The outage has affected forex transactions at retail banks—from Barclays and Lloyds to Westpac Banking—as well, all of which rely on Travelex to supply cash in foreign currencies – WSJ

The holidays have made this a later-than-usual Jobs Report Friday. Here’s what to watch for in the numbers – NYTimes and WSJ and Bloomberg and MarketWatch

Boeing’s bad-look parade for its 737 Max continues unabated with the release of a “new batch of internal messages in which company employees discussed deep unease” with the plane – Bloomberg and NYTimes and WSJ

Content, apparently, that the recent turmoil involving Iran has subsided, stocks surged to new heights on Thursday – NYTimes and WSJ and MarketWatch

Grubhub is aggressively pushing back against recent stories in the Journal and NY Post suggesting that its shopping itself around, saying it is “confident in its growth strategy whether or not it makes acquisitions” – Bloomberg

The new BoJo-friendly UK House of Commons voted this week to back the Brexit deal the Prime Minister negotiated with the EU late last year, supporting the measure 330 to 231. The legislation now heads to the House of Lords – WSJ

An economic crisis three-years in the making is hitting state-owned insurance company PT Asuransi Jiwasraya, which is desperately seeking a government bailout to address the $2 billion “hole in its books”—the result of “product mispricing, reckless investment activities, aggressive window dressing and liquidity pressure” – Bloomberg

Recent testimony from a Swiss trader-turned-government-witness has prompted Goldman Sachs to open a compliance probe into one of its veteran bankers.
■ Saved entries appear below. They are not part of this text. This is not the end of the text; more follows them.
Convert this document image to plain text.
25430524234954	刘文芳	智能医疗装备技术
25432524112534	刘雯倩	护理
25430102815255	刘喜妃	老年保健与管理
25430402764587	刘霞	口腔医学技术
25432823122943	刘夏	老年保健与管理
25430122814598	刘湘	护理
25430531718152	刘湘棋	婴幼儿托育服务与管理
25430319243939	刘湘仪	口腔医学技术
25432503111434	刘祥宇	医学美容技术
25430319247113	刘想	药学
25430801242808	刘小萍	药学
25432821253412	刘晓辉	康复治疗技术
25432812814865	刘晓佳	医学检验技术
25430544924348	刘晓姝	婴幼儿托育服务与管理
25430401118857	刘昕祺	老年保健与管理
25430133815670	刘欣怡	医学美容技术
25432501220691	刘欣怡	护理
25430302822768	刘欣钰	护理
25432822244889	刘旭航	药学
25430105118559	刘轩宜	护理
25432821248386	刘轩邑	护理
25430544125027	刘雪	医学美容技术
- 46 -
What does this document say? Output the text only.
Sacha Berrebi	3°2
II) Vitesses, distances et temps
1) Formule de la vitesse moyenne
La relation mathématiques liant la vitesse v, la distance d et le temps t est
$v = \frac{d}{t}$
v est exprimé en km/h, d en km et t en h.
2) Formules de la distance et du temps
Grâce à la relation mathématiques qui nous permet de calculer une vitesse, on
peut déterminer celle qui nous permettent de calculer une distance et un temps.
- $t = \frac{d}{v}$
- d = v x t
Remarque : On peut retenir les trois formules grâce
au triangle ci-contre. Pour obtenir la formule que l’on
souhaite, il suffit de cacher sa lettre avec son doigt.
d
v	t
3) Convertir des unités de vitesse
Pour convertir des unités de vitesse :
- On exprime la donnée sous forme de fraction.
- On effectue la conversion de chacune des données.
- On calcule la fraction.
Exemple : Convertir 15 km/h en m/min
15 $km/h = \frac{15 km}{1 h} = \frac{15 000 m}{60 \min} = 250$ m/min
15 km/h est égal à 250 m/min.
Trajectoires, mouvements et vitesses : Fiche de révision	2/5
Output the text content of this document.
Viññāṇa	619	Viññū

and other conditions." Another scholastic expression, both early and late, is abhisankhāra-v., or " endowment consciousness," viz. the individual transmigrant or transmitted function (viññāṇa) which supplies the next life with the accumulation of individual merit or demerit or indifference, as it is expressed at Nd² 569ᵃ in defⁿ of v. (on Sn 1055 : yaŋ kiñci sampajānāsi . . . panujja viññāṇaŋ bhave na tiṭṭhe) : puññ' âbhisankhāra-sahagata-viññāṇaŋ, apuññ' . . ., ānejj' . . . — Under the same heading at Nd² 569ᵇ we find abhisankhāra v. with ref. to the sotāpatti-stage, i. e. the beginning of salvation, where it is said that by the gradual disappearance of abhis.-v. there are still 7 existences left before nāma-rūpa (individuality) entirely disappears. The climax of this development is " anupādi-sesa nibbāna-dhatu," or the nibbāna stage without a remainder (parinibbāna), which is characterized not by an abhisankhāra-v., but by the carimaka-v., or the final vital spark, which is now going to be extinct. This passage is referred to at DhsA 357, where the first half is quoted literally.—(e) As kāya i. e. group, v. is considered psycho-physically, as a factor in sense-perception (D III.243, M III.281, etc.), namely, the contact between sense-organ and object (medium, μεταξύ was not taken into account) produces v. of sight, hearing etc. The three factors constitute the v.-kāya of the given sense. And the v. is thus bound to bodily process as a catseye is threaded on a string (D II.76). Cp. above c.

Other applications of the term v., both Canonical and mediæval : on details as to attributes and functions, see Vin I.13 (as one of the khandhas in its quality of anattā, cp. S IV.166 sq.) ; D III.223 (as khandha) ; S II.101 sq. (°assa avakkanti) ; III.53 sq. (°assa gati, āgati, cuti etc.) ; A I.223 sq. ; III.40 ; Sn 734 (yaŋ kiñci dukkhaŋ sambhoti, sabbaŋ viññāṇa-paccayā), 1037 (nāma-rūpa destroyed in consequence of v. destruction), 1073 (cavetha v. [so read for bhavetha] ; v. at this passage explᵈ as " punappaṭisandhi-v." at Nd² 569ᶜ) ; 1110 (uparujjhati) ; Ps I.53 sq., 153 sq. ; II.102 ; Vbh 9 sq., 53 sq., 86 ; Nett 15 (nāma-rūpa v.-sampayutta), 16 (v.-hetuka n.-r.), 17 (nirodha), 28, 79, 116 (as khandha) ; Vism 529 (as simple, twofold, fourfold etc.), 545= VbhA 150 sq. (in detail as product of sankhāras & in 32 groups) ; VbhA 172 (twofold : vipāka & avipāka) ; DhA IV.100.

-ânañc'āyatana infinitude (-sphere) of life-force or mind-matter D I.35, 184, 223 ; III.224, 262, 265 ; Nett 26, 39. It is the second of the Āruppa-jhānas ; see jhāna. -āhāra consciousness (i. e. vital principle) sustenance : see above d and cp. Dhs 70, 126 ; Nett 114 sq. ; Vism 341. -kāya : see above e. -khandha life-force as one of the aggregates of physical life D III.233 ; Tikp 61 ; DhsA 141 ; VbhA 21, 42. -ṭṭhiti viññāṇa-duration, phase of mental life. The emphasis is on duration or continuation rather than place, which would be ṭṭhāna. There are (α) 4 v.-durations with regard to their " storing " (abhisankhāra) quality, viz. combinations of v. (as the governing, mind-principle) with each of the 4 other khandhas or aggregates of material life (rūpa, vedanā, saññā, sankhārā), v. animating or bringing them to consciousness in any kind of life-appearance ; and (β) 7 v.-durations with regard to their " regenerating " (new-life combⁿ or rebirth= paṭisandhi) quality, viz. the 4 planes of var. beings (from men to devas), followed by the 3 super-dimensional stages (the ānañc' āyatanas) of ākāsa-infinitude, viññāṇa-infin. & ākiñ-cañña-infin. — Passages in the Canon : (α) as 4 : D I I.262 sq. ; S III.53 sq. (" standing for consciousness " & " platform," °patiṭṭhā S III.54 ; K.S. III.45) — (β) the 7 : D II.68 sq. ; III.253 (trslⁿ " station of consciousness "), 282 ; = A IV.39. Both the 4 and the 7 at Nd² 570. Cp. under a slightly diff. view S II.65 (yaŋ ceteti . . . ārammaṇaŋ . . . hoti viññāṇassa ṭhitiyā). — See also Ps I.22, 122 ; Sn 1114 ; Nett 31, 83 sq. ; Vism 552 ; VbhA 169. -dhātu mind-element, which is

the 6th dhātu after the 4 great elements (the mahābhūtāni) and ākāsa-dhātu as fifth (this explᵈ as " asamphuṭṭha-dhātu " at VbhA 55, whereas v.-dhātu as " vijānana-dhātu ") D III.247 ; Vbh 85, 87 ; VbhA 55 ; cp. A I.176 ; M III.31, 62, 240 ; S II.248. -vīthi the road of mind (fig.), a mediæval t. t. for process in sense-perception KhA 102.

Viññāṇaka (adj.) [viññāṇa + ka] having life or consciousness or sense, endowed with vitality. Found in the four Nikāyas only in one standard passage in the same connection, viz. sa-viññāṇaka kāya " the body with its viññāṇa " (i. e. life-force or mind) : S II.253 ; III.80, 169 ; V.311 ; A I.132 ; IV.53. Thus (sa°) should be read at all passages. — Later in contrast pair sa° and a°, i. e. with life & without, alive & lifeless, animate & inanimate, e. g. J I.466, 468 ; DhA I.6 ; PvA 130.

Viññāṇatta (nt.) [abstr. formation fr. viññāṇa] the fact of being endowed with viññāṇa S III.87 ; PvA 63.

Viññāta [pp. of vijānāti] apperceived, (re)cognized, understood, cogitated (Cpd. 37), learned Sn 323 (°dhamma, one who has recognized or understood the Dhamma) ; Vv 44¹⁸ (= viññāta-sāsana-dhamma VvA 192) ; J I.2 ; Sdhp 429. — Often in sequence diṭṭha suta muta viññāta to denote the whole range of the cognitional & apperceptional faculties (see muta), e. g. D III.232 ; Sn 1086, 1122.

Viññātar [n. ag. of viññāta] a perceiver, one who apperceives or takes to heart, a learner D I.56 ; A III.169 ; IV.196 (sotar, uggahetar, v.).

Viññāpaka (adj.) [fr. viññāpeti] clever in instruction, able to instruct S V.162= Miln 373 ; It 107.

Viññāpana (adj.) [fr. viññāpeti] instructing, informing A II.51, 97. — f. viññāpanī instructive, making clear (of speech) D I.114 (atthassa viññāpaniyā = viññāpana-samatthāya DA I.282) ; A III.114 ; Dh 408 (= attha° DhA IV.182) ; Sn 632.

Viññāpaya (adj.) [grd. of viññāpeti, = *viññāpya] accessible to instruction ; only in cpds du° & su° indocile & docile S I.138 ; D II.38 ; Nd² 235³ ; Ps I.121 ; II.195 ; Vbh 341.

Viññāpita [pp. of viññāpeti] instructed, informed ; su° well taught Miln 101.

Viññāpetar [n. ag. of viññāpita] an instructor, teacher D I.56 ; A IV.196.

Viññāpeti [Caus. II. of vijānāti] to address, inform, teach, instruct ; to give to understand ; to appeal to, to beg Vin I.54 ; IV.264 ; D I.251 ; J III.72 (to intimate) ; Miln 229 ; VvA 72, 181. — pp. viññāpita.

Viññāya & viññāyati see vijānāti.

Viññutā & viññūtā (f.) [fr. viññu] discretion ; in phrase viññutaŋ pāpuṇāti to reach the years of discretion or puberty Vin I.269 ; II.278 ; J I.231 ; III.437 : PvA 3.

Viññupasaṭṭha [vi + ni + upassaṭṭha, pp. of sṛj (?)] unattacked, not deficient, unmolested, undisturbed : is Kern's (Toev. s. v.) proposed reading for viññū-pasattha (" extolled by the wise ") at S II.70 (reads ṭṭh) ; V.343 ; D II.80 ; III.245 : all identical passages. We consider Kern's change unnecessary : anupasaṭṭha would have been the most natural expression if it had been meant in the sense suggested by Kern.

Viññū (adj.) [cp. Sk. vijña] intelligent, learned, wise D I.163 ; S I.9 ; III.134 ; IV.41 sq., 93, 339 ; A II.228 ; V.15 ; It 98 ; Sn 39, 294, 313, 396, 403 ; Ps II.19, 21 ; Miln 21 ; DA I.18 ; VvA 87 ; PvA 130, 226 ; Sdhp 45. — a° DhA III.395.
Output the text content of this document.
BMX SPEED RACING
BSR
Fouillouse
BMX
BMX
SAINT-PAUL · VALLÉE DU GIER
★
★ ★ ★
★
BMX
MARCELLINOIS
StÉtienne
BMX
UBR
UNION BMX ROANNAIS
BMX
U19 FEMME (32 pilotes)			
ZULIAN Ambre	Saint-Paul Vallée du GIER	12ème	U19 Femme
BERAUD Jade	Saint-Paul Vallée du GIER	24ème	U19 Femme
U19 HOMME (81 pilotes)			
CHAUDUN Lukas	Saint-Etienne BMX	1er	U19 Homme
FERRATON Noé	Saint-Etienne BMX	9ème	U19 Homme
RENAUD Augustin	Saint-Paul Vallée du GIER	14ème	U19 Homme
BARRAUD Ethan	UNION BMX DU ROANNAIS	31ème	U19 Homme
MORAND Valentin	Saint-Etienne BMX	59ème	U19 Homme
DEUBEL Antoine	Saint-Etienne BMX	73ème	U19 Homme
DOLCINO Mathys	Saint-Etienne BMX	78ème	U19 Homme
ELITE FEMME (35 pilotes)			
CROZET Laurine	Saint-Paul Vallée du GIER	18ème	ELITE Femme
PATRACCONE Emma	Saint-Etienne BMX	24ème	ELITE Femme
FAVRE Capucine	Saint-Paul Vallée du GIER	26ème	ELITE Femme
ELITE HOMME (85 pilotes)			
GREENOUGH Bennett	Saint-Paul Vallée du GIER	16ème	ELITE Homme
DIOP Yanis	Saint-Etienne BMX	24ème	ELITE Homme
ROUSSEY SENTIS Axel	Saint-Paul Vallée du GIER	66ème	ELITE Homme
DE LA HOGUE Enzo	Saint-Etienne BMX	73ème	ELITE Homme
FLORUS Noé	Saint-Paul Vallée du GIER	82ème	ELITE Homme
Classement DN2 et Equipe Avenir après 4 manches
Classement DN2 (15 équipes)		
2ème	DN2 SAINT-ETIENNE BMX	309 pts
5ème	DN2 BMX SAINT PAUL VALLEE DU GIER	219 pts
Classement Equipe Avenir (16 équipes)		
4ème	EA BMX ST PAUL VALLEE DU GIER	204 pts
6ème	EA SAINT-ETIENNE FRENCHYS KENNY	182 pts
The trader testified this week that he “stole mining-sector merger secrets” from the Goldman banker while the two were a couple in 2010 – Law360 and Bloomberg

Regional Fed chiefs James Bullard and Neel Kashkari have gone on record in support of holding short-term interest rates steady for the foreseeable future. Their statements echo recent comments from Fed Vice Chair Richard Clarida suggesting the U.S. economy is in a “good place” – WSJ

The U.S. and China are “finalizing a bevy of long-running corporate deals” in anticipation of the long-awaited signing of phase one of a trade deal between the two countries next week. While details about the substance of the phase one pact remain limited, the corporate dealmaking suggests the return of some optimism about the economic relationship between the economic giants – Bloomberg

The pics alone accompanying the Times’ 52 Places in 2020 piece feel like a getaway. Because we all can dream, right?  – NYTimes

Have a great weekend.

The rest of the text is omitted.